E daquele dia que você me ensinou o que era proteção. Ensinou-me pelas flores. No começo achei bastante engraçado, mas agora que olho novamente foi o momento em que consegui ver seu rosto triste e pensativo enquanto me guiava por um jardim secreto, escondido de todo o barulho e caos da cidade, no fundo de Adrastea, mais um bairro solitário e esquecido de Novalis. Ouvi-o falar atentamente:

—Crisântemo simboliza a fidelidade, o otimismo, alegria e vida longa. Um crisântemo vermelho transmite o amor; um crisântemo branco simboliza a verdade e o amor leal enquanto um crisântemo amarelo simboliza o amor desprezado. Ou também “o mais precioso”. E outra preferida minha é a urze- branca. Significa proteção.

Durante a sua fala, conseguia-o ver me olhar com o canto dos olhos, enquanto me explicava algumas flores. Lembrei-me de sua mãe, que era uma florista muito bem humorada e alegre, mas que foi morta, destruída por Morpheus, uma droga criada pelo governo para desabilitar as pessoas que para eles causavam perigo. E naquele dia, fui eu a segurar o seu corpo fraco e triste, e olhar seus olhos chorarem.

Quantas vezes percebi que você ia chorar e não fiz nada? Depois de tanto que fez por mim. Sinto-me um mal agradecido. Quando eu precisava de manutenção nas partes mecânicas, você estava lá para me ajudar, trocando e arrumando as peças, e depois colocava minha cabeça em seu colo e às vezes acabava por me beijar.

Se bem que tudo que falei ate agora sobre você foi momentos tristes. Nossa, que melancolia a minha. Teve vários momentos legais, e eu me lembro de quase todos. Lembro-me de quando Adrastea se revoltou contra o governo, bem depois do incidente de Amy, e você estava lá, com um grande megafone na mão, comandando os revoltosos no meio da cidade de ricos e a policia não conseguia nos controlar, mesmo com aqueles enormes ciborgues. Foi algo magico. Lembro-me de ouvir você os mandar catarem coquinho, e todo mundo desatou a rir, porque você era do tipo que usava palavrões para qualquer coisa, mas logo a coisa mudou de figura. Quando você viu o irmão de Axel sendo ferido, você xingou ate a decima quinta geração dos milionários e mandou todo mundo cair na briga, principalmente eu, já que com o olho robótico eu podia ver o que eles estavam planejando. Aquela revolta foi uma das que ganhamos, e passamos a noite a beber , comemorando, enquanto Riley, o que havia sido ferido, estava descansando.

E também quando minha irmã, Ellen, veio nos visitar e eu tentei fazer algo doce para comermos e acabei mais sujo do que antes. Se não me engano, era brigadeiro de panela, coisa que custava bastante para uma pessoa em minhas condições, mas se não fosse por tal brigadeiro você não teria admitido seus sentimentos por mim na frente de minha irmã, que ouvindo você falar, ficou olhando pra mim, esperando a minha reação. Que foi ficar ridicularmente corar até as orelhas e ter vontade de enterrar o rosto no travesseiro. Que idade tínhamos mesmo? Ah, acho que quinze para mim e dezesseis para você.

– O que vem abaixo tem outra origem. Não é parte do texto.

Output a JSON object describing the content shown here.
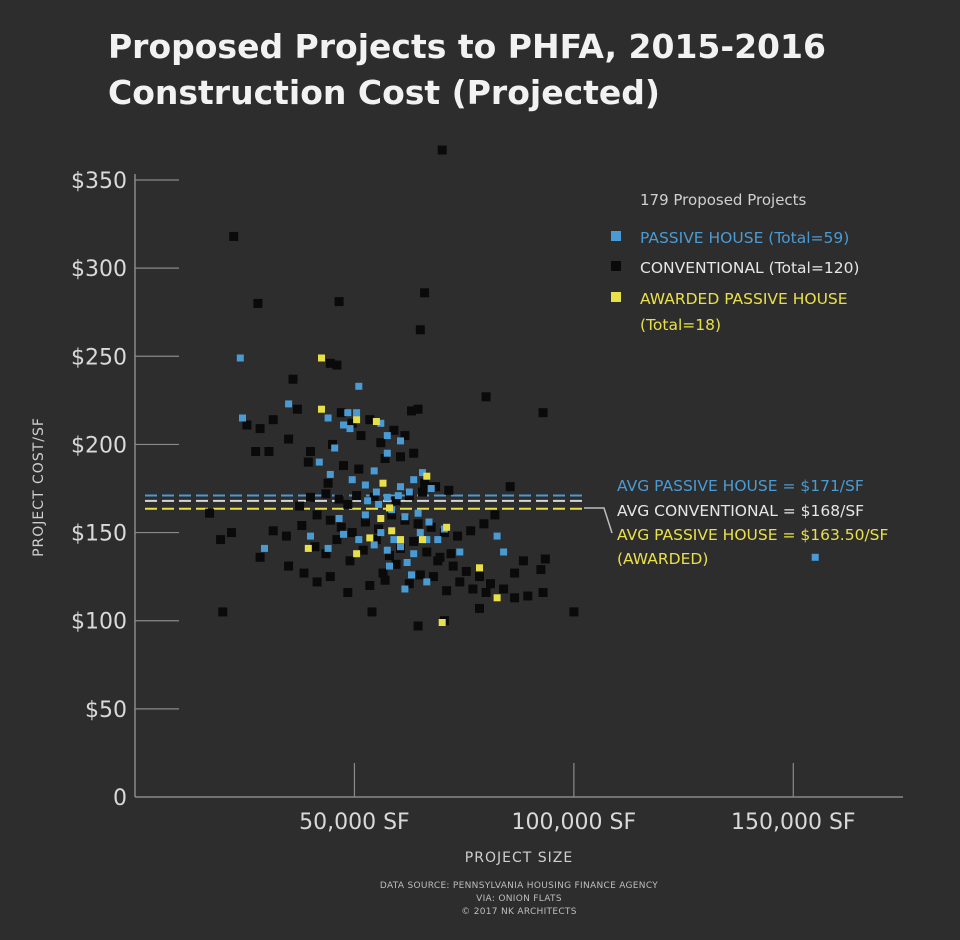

Muito jovem e muito ingênuo. Por que, mais uma vez, fui capaz de acreditar em suas doces e belas palavras? Por que tive de descobrir, tempos depois, que estava noivo de Ellen? Isso me deixou tão irritado. Não. Irritado é até pouco. Eu desencadeei uma puta revolta por culpa sua, e quase morri nela. Seu traidor.

Mas não se surpreenda ao me ouvir dizer que ainda lhe amo. Com todas as minhas forças e contra a minha razão, eu ainda lhe amo, mas me odeio no limite por estar nutrindo tal sentimento por um ser humano tão ignóbil. Memórias por demasiado ainda fluem em minha cabeça, de forma que não consigo odiar você. Não consigo odiar sua voz com timbre grave, mas ao mesmo tempo suave, seus olhos azuis, seu rosto anguloso e cheio de machucados e seus cabelos negros. Ah, lembro-me de fazer piada sobre. Dizer que era um tritão que saiu do mar somente para me seduzir e você riu o sorriso de dentes brancos e alinhados, me abraçando pela decima vez naquele dia.

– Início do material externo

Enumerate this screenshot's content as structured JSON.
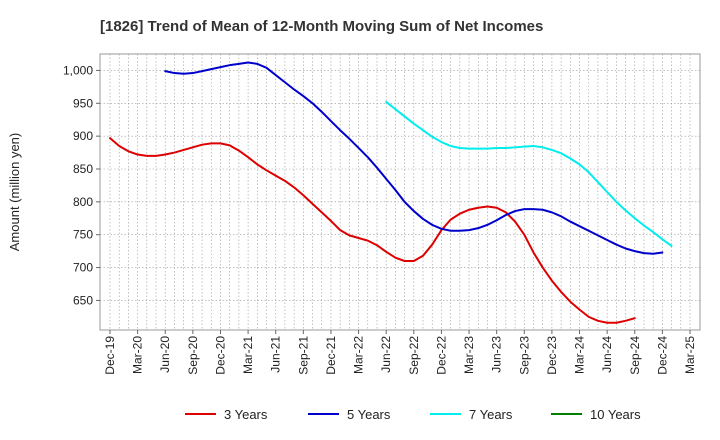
{
  "chart_data": {
    "type": "line",
    "title": "[1826]  Trend of Mean of 12-Month Moving Sum of Net Incomes",
    "xlabel": "",
    "ylabel": "Amount (million yen)",
    "ylim": [
      605,
      1025
    ],
    "yticks": [
      650,
      700,
      750,
      800,
      850,
      900,
      950,
      1000
    ],
    "ytick_labels": [
      "650",
      "700",
      "750",
      "800",
      "850",
      "900",
      "950",
      "1,000"
    ],
    "xticks": [
      "Dec-19",
      "Mar-20",
      "Jun-20",
      "Sep-20",
      "Dec-20",
      "Mar-21",
      "Jun-21",
      "Sep-21",
      "Dec-21",
      "Mar-22",
      "Jun-22",
      "Sep-22",
      "Dec-22",
      "Mar-23",
      "Jun-23",
      "Sep-23",
      "Dec-23",
      "Mar-24",
      "Jun-24",
      "Sep-24",
      "Dec-24",
      "Mar-25"
    ],
    "grid": true,
    "legend_position": "bottom",
    "series": [
      {
        "name": "3 Years",
        "color": "#dd0000",
        "start_index": 0,
        "values": [
          897,
          885,
          877,
          872,
          870,
          870,
          872,
          875,
          879,
          883,
          887,
          889,
          889,
          886,
          878,
          868,
          857,
          848,
          840,
          832,
          822,
          810,
          797,
          784,
          771,
          757,
          749,
          745,
          741,
          734,
          724,
          715,
          710,
          710,
          718,
          735,
          757,
          773,
          782,
          788,
          791,
          793,
          791,
          784,
          770,
          750,
          723,
          700,
          680,
          663,
          648,
          636,
          625,
          619,
          616,
          616,
          619,
          623
        ]
      },
      {
        "name": "5 Years",
        "color": "#0000cc",
        "start_index": 6,
        "values": [
          999,
          996,
          995,
          996,
          999,
          1002,
          1005,
          1008,
          1010,
          1012,
          1010,
          1004,
          993,
          982,
          971,
          961,
          950,
          937,
          923,
          909,
          896,
          882,
          868,
          852,
          835,
          818,
          800,
          786,
          774,
          765,
          759,
          756,
          756,
          757,
          760,
          765,
          772,
          780,
          786,
          789,
          789,
          788,
          784,
          778,
          770,
          763,
          756,
          749,
          742,
          735,
          729,
          725,
          722,
          721,
          723
        ]
      },
      {
        "name": "7 Years",
        "color": "#00eeee",
        "start_index": 30,
        "values": [
          952,
          941,
          930,
          919,
          909,
          899,
          891,
          885,
          882,
          881,
          881,
          881,
          882,
          882,
          883,
          884,
          885,
          883,
          879,
          874,
          866,
          857,
          845,
          830,
          815,
          800,
          787,
          775,
          764,
          754,
          743,
          733
        ]
      },
      {
        "name": "10 Years",
        "color": "#008000",
        "start_index": 0,
        "values": []
      }
    ]
  }
}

E não se espante ao dizer que me senti em casa, Matthew. E que amo você incondicionalmente.

Agora, direciono minha fala ao pirralho do Hugo. Mal apareceu e já foi chutando as portas do lugar inteiro, chamando o mundo de imbecil e retardado, até Axel rebater dizendo que você era o retardado e fazer questão de vir apertar o seu rosto, que imediatamente ficava vermelho. Ironicamente, me vi mais jovem quando olhei para você, e vi Matthew quando olhei para Axel. Só espero que ele não te faça chorar, tipo quando Matthew derrubou meu sorvete de uva com passas da casquinha somente porque queria uma passa.

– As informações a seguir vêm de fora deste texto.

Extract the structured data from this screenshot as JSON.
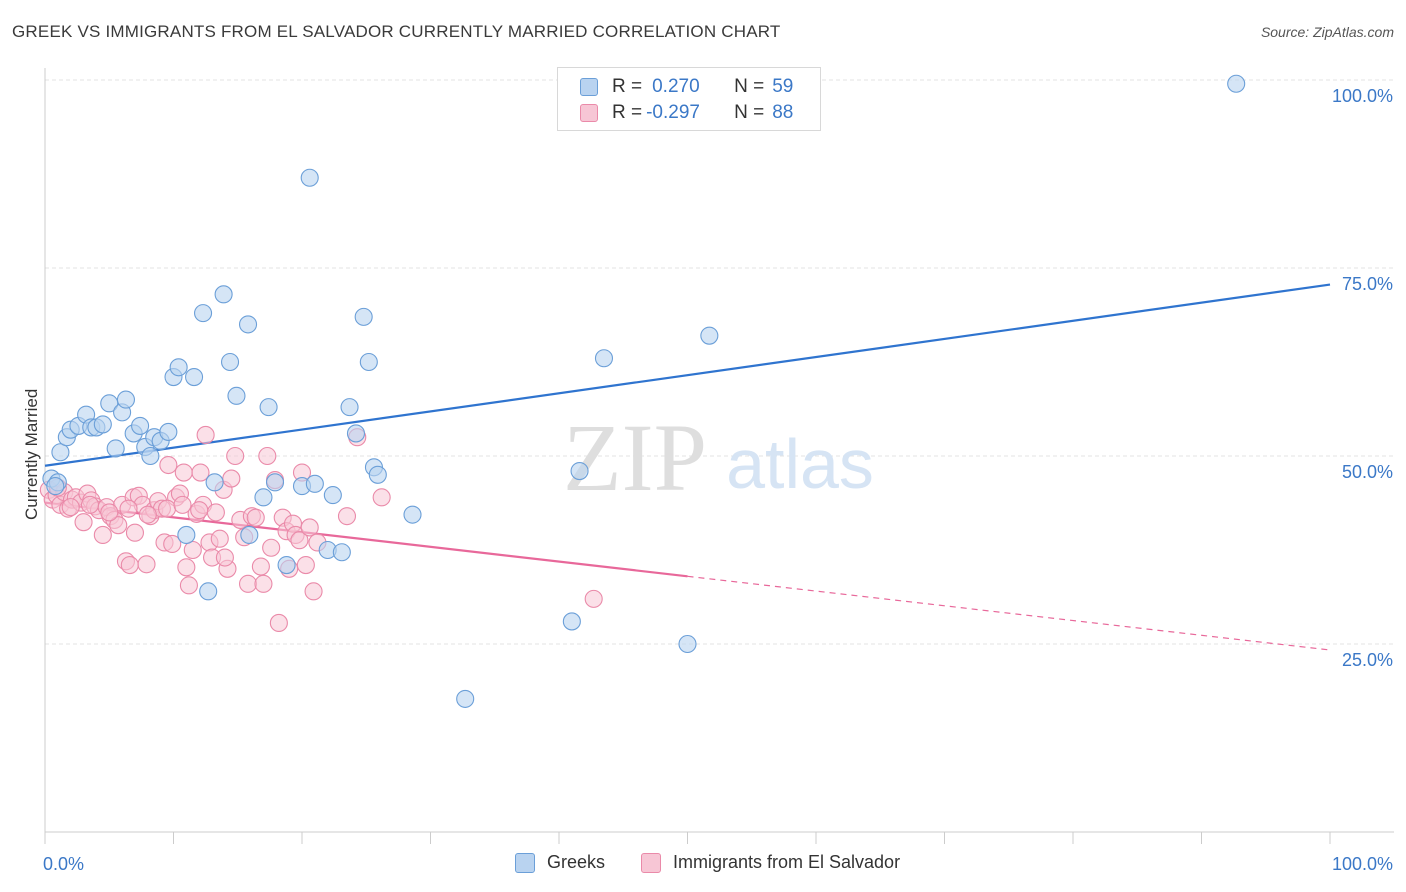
{
  "header": {
    "title": "GREEK VS IMMIGRANTS FROM EL SALVADOR CURRENTLY MARRIED CORRELATION CHART",
    "source": "Source: ZipAtlas.com"
  },
  "watermark": {
    "zip": "ZIP",
    "atlas": "atlas"
  },
  "colors": {
    "blue_fill": "#b9d3f0",
    "blue_stroke": "#6b9fd8",
    "blue_line": "#2f74cf",
    "pink_fill": "#f7c6d5",
    "pink_stroke": "#ea8aa9",
    "pink_line": "#e8689a",
    "value_text": "#3b78c7",
    "grid": "#e3e3e3"
  },
  "legend_top": {
    "rows": [
      {
        "r_label": "R =",
        "r_value": "0.270",
        "n_label": "N =",
        "n_value": "59"
      },
      {
        "r_label": "R =",
        "r_value": "-0.297",
        "n_label": "N =",
        "n_value": "88"
      }
    ]
  },
  "legend_bottom": {
    "items": [
      "Greeks",
      "Immigrants from El Salvador"
    ]
  },
  "chart_data": {
    "type": "scatter",
    "title": "GREEK VS IMMIGRANTS FROM EL SALVADOR CURRENTLY MARRIED CORRELATION CHART",
    "xlabel": "",
    "ylabel": "Currently Married",
    "xlim": [
      0,
      100
    ],
    "ylim": [
      0,
      100
    ],
    "x_ticks": [
      {
        "value": 0,
        "label": "0.0%"
      },
      {
        "value": 100,
        "label": "100.0%"
      }
    ],
    "y_ticks": [
      {
        "value": 25,
        "label": "25.0%"
      },
      {
        "value": 50,
        "label": "50.0%"
      },
      {
        "value": 75,
        "label": "75.0%"
      },
      {
        "value": 100,
        "label": "100.0%"
      }
    ],
    "grid": true,
    "legend_position": "top-center",
    "series": [
      {
        "name": "Greeks",
        "r": 0.27,
        "n": 59,
        "trend": {
          "x": [
            0,
            100
          ],
          "y": [
            48.7,
            72.8
          ],
          "dashed_from": null
        },
        "points": [
          [
            0.5,
            47.0
          ],
          [
            1.2,
            50.5
          ],
          [
            1.7,
            52.5
          ],
          [
            2.0,
            53.5
          ],
          [
            2.6,
            54.0
          ],
          [
            3.2,
            55.5
          ],
          [
            3.6,
            53.8
          ],
          [
            4.0,
            53.8
          ],
          [
            4.5,
            54.2
          ],
          [
            5.0,
            57.0
          ],
          [
            5.5,
            51.0
          ],
          [
            6.0,
            55.8
          ],
          [
            6.3,
            57.5
          ],
          [
            6.9,
            53.0
          ],
          [
            7.4,
            54.0
          ],
          [
            7.8,
            51.2
          ],
          [
            8.2,
            50.0
          ],
          [
            8.5,
            52.5
          ],
          [
            9.0,
            52.0
          ],
          [
            9.6,
            53.2
          ],
          [
            10.0,
            60.5
          ],
          [
            10.4,
            61.8
          ],
          [
            11.0,
            39.5
          ],
          [
            11.6,
            60.5
          ],
          [
            12.3,
            69.0
          ],
          [
            12.7,
            32.0
          ],
          [
            13.2,
            46.5
          ],
          [
            13.9,
            71.5
          ],
          [
            14.4,
            62.5
          ],
          [
            14.9,
            58.0
          ],
          [
            15.8,
            67.5
          ],
          [
            15.9,
            39.5
          ],
          [
            17.0,
            44.5
          ],
          [
            17.4,
            56.5
          ],
          [
            17.9,
            46.5
          ],
          [
            18.8,
            35.5
          ],
          [
            20.0,
            46.0
          ],
          [
            20.6,
            87.0
          ],
          [
            21.0,
            46.3
          ],
          [
            22.4,
            44.8
          ],
          [
            22.0,
            37.5
          ],
          [
            23.1,
            37.2
          ],
          [
            23.7,
            56.5
          ],
          [
            24.2,
            53.0
          ],
          [
            24.8,
            68.5
          ],
          [
            25.2,
            62.5
          ],
          [
            25.6,
            48.5
          ],
          [
            25.9,
            47.5
          ],
          [
            28.6,
            42.2
          ],
          [
            32.7,
            17.7
          ],
          [
            41.6,
            48.0
          ],
          [
            41.0,
            28.0
          ],
          [
            43.5,
            63.0
          ],
          [
            50.0,
            25.0
          ],
          [
            51.7,
            66.0
          ],
          [
            56.0,
            100.0
          ],
          [
            92.7,
            99.5
          ],
          [
            1.0,
            46.5
          ],
          [
            0.8,
            46.0
          ]
        ]
      },
      {
        "name": "Immigrants from El Salvador",
        "r": -0.297,
        "n": 88,
        "trend": {
          "x": [
            0,
            100
          ],
          "y": [
            43.8,
            24.2
          ],
          "dashed_from": 50
        },
        "points": [
          [
            0.3,
            45.5
          ],
          [
            0.6,
            44.2
          ],
          [
            0.9,
            44.8
          ],
          [
            1.2,
            43.5
          ],
          [
            1.5,
            45.2
          ],
          [
            1.8,
            43.0
          ],
          [
            2.1,
            44.2
          ],
          [
            2.4,
            44.5
          ],
          [
            2.8,
            43.8
          ],
          [
            3.0,
            41.2
          ],
          [
            3.3,
            45.0
          ],
          [
            3.6,
            44.1
          ],
          [
            3.9,
            43.3
          ],
          [
            4.2,
            42.8
          ],
          [
            4.5,
            39.5
          ],
          [
            4.8,
            43.2
          ],
          [
            5.1,
            42.0
          ],
          [
            5.4,
            41.5
          ],
          [
            5.7,
            40.8
          ],
          [
            6.0,
            43.5
          ],
          [
            6.3,
            36.0
          ],
          [
            6.6,
            35.5
          ],
          [
            6.9,
            44.5
          ],
          [
            7.0,
            39.8
          ],
          [
            7.3,
            44.7
          ],
          [
            7.6,
            43.5
          ],
          [
            7.9,
            35.6
          ],
          [
            8.2,
            42.0
          ],
          [
            8.5,
            42.8
          ],
          [
            8.8,
            44.0
          ],
          [
            9.1,
            43.0
          ],
          [
            9.3,
            38.5
          ],
          [
            9.6,
            48.8
          ],
          [
            9.9,
            38.3
          ],
          [
            10.2,
            44.5
          ],
          [
            10.5,
            45.0
          ],
          [
            10.8,
            47.8
          ],
          [
            11.0,
            35.2
          ],
          [
            11.2,
            32.8
          ],
          [
            11.5,
            37.5
          ],
          [
            11.8,
            42.3
          ],
          [
            12.1,
            47.8
          ],
          [
            12.3,
            43.5
          ],
          [
            12.5,
            52.8
          ],
          [
            12.8,
            38.5
          ],
          [
            13.0,
            36.5
          ],
          [
            13.3,
            42.5
          ],
          [
            13.6,
            39.0
          ],
          [
            13.9,
            45.5
          ],
          [
            14.2,
            35.0
          ],
          [
            14.5,
            47.0
          ],
          [
            14.8,
            50.0
          ],
          [
            15.2,
            41.5
          ],
          [
            15.5,
            39.2
          ],
          [
            15.8,
            33.0
          ],
          [
            16.1,
            42.0
          ],
          [
            16.4,
            41.8
          ],
          [
            16.8,
            35.3
          ],
          [
            17.0,
            33.0
          ],
          [
            17.3,
            50.0
          ],
          [
            17.6,
            37.8
          ],
          [
            17.9,
            46.8
          ],
          [
            18.2,
            27.8
          ],
          [
            18.5,
            41.8
          ],
          [
            18.8,
            40.0
          ],
          [
            19.0,
            35.0
          ],
          [
            19.3,
            41.0
          ],
          [
            19.5,
            39.5
          ],
          [
            19.8,
            38.8
          ],
          [
            20.0,
            47.8
          ],
          [
            20.3,
            35.5
          ],
          [
            20.6,
            40.5
          ],
          [
            20.9,
            32.0
          ],
          [
            21.2,
            38.5
          ],
          [
            23.5,
            42.0
          ],
          [
            24.3,
            52.5
          ],
          [
            26.2,
            44.5
          ],
          [
            42.7,
            31.0
          ],
          [
            1.0,
            45.8
          ],
          [
            2.0,
            43.2
          ],
          [
            3.5,
            43.5
          ],
          [
            5.0,
            42.5
          ],
          [
            6.5,
            43.0
          ],
          [
            8.0,
            42.2
          ],
          [
            9.5,
            43.0
          ],
          [
            10.7,
            43.5
          ],
          [
            12.0,
            42.8
          ],
          [
            14.0,
            36.5
          ]
        ]
      }
    ]
  }
}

Não, isso não é uma carta de despedida ou suicídio. Já estou quebrado demais ao ponto de fazer mais isso e também não quero desaparecer desse mundo enquanto todo o legado Caedus cair por terra e desaparecer. Um de cada vez. Tampouco vou impedir o casamento de minha irmã. Eu vou apenas matar Norman Caedus. Ele pode ter me dado uma chance de viver com essa parte robótica, que agora se tornou parte de mim. Ah, a ironia. Ele está no casamento. Será que se eu mata-lo, alguém vai se incomodar?

Ah foda-se. Não me importo, e nem me importarei, mesmo que esse planeta volte a Era do Gelo. Conseguindo entrar no prédio como garçom, foi fácil colocar cianureto em sua taça de vinho e prato de comida. Mas me certifiquei que fosse ele a receber e consumir tudo, e também de não ser reconhecido, pelo menos por enquanto. Sorri enviesado quando vi Ellen me encarar por alguns segundos e depois olhar para Norman, que já bebia e comia, o grande charlatão. Ela me olhou arregalada, não sei se de medo ou surpresa, mas que chamou a atenção do marido, que também olhou os mesmos olhos arregalados para mim e para o pai. Conseguia ler seus lábios me perguntando: “Por que está fazendo isso? Sabe que vai ser caçado até o Hades se meu pai morrer aqui.”.

”Quem lhe disse que eu ligo Matt? Seu pai pode até voltar dos mortos e me caçar, mas eu não ligo.”

”Realmente, você não parece mais o garoto que precisava de proteção 24 horas por dia.”

“Isso porque eu não sou mais aquele garoto. E nem você parece o homem que eu...” Me cortei, antes que ali mesmo, eu entregasse as cartas. Quando Norman morreu, eu estava olhando para ele, e instantes antes dele sumir desse mundo, ele murmurou meu nome. Foi quando me senti capaz de revelar-me.

Ellen me chamou de covarde. Mal contive o riso. Notei minha mãe no local, e ela me olhava com olhos espantados e prestes a debulhar em lagrimas, dizendo que eu não era mais filho dela, não parecia o filho dela que ela criou.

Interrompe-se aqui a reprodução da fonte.